The other three -- three-time European champions Inter Milan, Besiktas and Krasnodar -- are playing in the second-tier Europa League.

All seven have attended club hearings with the financial monitoring panel, UEFA said.

The six new cases of clubs who must show they are approaching break-even on football trading are Europa League clubs Sparta Prague, Hull, Lyon, Panathinaikos, Ruch Chorzow and Wolfsburg.

UEFA introduced the FFP project in 2011 to curb overspending on player transfers and wages.

Though UEFA's most severe sanction is exclusion from the Champions League, clubs typically face fines and limits on player registration for first offences.

UEFA currently allows wealthy club owners to cover a maximum of 45 million euros ($55 million) of losses on their football-related business since 2011 with a one-off equity payment.

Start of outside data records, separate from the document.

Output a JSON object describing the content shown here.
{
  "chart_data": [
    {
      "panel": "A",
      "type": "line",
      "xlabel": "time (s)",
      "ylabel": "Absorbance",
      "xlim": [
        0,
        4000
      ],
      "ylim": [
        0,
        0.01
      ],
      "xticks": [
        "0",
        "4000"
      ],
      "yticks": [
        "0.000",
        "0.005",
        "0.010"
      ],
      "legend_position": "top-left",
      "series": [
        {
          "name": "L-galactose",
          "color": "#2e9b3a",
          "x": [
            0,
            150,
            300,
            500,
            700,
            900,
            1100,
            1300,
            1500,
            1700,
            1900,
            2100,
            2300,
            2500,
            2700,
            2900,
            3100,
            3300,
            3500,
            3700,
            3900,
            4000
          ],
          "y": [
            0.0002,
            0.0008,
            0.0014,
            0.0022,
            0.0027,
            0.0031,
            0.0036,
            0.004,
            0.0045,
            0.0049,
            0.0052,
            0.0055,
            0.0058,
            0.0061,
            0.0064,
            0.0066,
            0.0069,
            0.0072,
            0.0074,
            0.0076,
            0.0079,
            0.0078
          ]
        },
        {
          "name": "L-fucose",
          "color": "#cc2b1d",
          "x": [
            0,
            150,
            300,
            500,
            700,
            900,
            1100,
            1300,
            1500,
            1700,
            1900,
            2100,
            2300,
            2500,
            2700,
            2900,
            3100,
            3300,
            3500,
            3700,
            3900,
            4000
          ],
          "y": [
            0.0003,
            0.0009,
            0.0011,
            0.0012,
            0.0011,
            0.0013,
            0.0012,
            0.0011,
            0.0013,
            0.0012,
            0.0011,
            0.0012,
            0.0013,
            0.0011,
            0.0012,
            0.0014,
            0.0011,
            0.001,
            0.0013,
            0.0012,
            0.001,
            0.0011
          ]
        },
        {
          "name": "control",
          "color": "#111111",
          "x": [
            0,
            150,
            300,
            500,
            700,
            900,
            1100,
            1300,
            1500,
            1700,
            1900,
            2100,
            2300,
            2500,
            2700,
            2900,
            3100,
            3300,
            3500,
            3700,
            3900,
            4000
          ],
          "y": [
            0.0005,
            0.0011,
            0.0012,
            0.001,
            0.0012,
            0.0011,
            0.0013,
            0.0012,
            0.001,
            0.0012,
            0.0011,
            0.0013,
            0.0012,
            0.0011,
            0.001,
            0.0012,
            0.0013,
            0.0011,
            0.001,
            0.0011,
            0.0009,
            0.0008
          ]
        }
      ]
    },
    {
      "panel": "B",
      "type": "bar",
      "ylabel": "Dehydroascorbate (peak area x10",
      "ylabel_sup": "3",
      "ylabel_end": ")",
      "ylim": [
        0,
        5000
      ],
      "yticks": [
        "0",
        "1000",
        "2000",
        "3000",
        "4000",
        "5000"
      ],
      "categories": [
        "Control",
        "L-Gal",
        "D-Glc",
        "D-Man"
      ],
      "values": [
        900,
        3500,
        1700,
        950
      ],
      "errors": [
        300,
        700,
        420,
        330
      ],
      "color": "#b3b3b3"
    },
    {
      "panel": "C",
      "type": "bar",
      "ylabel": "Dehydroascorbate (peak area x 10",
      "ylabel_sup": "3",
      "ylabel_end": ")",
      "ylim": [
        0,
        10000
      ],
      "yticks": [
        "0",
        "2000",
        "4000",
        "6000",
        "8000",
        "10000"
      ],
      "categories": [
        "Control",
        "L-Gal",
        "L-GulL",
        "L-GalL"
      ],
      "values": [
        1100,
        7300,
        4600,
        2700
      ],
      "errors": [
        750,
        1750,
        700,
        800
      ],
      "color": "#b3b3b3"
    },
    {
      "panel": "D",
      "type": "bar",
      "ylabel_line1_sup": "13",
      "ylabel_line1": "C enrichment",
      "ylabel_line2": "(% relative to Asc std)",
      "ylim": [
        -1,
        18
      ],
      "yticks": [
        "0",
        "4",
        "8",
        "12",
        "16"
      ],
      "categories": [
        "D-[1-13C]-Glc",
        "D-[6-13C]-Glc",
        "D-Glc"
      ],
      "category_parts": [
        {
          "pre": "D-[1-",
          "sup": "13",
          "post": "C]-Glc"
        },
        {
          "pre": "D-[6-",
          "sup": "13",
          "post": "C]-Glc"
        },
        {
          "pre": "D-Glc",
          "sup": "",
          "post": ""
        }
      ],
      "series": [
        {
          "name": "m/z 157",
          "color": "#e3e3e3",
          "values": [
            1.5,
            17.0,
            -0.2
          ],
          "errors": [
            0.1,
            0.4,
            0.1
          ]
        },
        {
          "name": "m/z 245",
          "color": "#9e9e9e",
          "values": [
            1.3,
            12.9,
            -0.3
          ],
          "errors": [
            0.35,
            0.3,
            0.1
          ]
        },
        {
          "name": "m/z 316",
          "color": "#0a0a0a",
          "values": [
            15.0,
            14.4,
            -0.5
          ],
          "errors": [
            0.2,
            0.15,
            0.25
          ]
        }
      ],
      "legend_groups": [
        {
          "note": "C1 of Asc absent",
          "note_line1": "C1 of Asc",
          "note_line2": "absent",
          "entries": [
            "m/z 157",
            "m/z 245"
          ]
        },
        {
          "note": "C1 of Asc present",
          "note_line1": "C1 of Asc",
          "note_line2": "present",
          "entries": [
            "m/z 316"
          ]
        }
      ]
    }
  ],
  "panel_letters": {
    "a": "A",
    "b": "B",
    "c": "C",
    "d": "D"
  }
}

The FFP rules encourage clubs to spend freely on stadiums, infrastructure projects and youth training without those costs counting in the break-even assessment.

UEFA claims the rules championed by its president Michel Platini are having the intended effect.

"Aggregate losses reported by Europe's top-tier clubs in the 2013 financial year have gone down to 800 million euros ($984 million) from a record-reported deficit of 1.7 billion euros ($2.1 billion) in 2011," UEFA said in a statement Friday.

Still, the project is criticised for protecting traditionally elite clubs -- with greater global fan and sponsor bases -- from challenges by emerging clubs with wealthy new owners.

In the first round of FFP sanctions in May, the two main victims were Manchester City and Paris Saint-Germain, the champions of England and France.

Both clubs have recently soared in status, fuelled by big spending by owners from the ruling families of Abu Dhabi and Qatar, respectively.